Arto Linnervuo’s all-Finnish team will be racing Infiniti 52 Tulikettu. Linnervuo completed the race in 2018 with his Xp-44 Xtra Staerk, but Tulikettu is on a totally different level. Weighing less than 7000kg and built with DSS side-foils, Tulikettu is capable of adrenaline-pumping speed. Henri de Bokay’s Elliott 52 Rafale sports a canting keel, but still rates lower under IRC than Black Pearl and Tulikettu. Skippered by Philipp Kadelbach, Rafale‘s crew is mainly from Germany and amongst their recent successes includes Line Honours for the Aegean 600. Eric de Turckheim’s NMYD 54 Teasing Machine was the overall winner of the race in 2017. Since the French team’s victory, Teasing Machine has undergone a series of modifications and was in fine form, winning the 2022 Rolex Middle Sea Race. The Teasing Machine crew includes Volvo Ocean Race winner Laurent Pages and Aymeric Chappellier, who finished on the Class40 podium for the 2019 Transat Jacques Vabre.
With a crew from Czechia and Slovakia, Miroslav Jakubcik and Marek Culen will race the smallest boat in IRC Zero; Class40 Sabre II. The co-skippers have raced against each other since childhood but have joined forces to make their first transatlantic race. The largest boat in the class is Marie Tabarly’s 73ft ketch Pen Duick VI, which is also the oldest boat in the race. Originally built for Marie’s father Eric Tabarly for the 1973 Whitbread Round the World Race, Pen Duick VI has a great history of Transatlantic racing, including Eric winning the solo 1976 OSTAR.
Racing in IRC One – Andrew Hall’s British Lombard 46 Pata Negra © Tim Wright/Photoaction.com
Eclectic Mix – IRC One
The most wide-ranging class in the RORC Transatlantic Race features six totally different designs racing under the IRC Rating Rule. Lionel Regnier’s 58ft Philippe Briand-designed L’Esprit D’Equipe, winner of the 1985 Whitbread Round the World Race, is the largest boat. The smallest is Kate Cope’s Sun Fast 3200 Purple Mist, which will be raced Two-Handed with Claire Dresser, hoping to become the first all-women Two-Handed team to finish the RORC Transatlantic Race. Purple Mist’s immediate competition will come from Sun Fast 3300 Sea Bear, which will be raced Two-Handed by Peter and Duncan Bacon.

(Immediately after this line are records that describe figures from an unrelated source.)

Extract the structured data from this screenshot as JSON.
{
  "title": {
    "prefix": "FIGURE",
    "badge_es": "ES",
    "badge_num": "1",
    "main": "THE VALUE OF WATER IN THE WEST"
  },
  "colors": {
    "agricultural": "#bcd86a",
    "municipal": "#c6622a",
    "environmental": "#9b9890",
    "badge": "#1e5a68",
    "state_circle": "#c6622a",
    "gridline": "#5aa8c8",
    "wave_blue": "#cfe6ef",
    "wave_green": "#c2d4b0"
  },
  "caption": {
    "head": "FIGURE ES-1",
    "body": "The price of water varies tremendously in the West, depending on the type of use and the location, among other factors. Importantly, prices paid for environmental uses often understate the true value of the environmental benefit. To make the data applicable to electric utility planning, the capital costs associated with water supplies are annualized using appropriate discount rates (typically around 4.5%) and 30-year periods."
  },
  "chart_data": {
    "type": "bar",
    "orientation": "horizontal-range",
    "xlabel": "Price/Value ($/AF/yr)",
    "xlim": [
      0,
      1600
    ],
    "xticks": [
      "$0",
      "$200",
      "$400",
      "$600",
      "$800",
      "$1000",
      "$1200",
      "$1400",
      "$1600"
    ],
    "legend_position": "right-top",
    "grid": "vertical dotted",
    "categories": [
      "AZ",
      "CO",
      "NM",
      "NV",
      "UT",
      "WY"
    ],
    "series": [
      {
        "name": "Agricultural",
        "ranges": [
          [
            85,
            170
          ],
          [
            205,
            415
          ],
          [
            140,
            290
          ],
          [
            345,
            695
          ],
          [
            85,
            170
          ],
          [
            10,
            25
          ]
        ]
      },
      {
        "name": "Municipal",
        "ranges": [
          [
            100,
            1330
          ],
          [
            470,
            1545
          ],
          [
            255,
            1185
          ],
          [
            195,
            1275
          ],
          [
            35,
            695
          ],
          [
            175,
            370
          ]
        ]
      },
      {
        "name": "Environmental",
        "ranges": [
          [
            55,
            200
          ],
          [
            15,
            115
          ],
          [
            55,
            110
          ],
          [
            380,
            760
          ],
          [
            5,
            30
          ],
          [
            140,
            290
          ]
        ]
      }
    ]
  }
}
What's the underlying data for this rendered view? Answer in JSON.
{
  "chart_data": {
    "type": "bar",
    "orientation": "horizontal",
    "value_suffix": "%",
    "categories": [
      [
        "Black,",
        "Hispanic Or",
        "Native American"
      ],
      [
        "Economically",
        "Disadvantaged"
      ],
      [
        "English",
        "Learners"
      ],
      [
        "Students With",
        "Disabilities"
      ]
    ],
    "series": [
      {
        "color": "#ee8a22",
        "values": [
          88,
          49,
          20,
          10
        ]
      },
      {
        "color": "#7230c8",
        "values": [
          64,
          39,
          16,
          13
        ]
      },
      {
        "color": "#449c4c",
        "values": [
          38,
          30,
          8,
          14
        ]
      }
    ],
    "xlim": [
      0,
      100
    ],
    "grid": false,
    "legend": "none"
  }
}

Andrew Hall’s British Lombard 46 Pata Negra will be taking part in its fourth RORC Transatlantic Race. Andrew Hall’s son Sam is part of an experienced crew, including Boat Captain Chris Jackson, who confirmed that Pata Negra has reduced her sail area to be more competitive under IRC. Pata Negra’s closest rival on IRC Rating is Laurent Courbin’s French First 53 Yagiza skippered by Philippe Falle. Global Yacht Racing’s British First 47.7 EH01 has been racing with the Royal Ocean Racing Club for many years, but this will be the first RORC Transatlantic Race. EH01’s Irish skipper is Neil Maher, with an international crew from Canada, Germany, Great Britain and the United States. EH01 may not be the fastest boat in her class but has a symmetrical downwind sail plan, giving the tactical advantage of being able to sail a shorter distance to the finish in Grenada.
Racing IRC One – Peter Bacon’s Sun Fast 3300 Sea Bear © Paul Wyeth/pwpictures.com
In the build-up to the race start on Sunday January 8th, sailors taking part in the RORC Transatlantic Race will enjoy a full social programme starting with a Welcome Cocktail Party at the Real Club Náutico De Arrecife. With fascinating battles right through the fleet, race fans can follow the RORC Transatlantic Race as it unfolds. Every boat will be fitted with a satellite tracker and all teams are encouraged to send in their stories from the racecourse.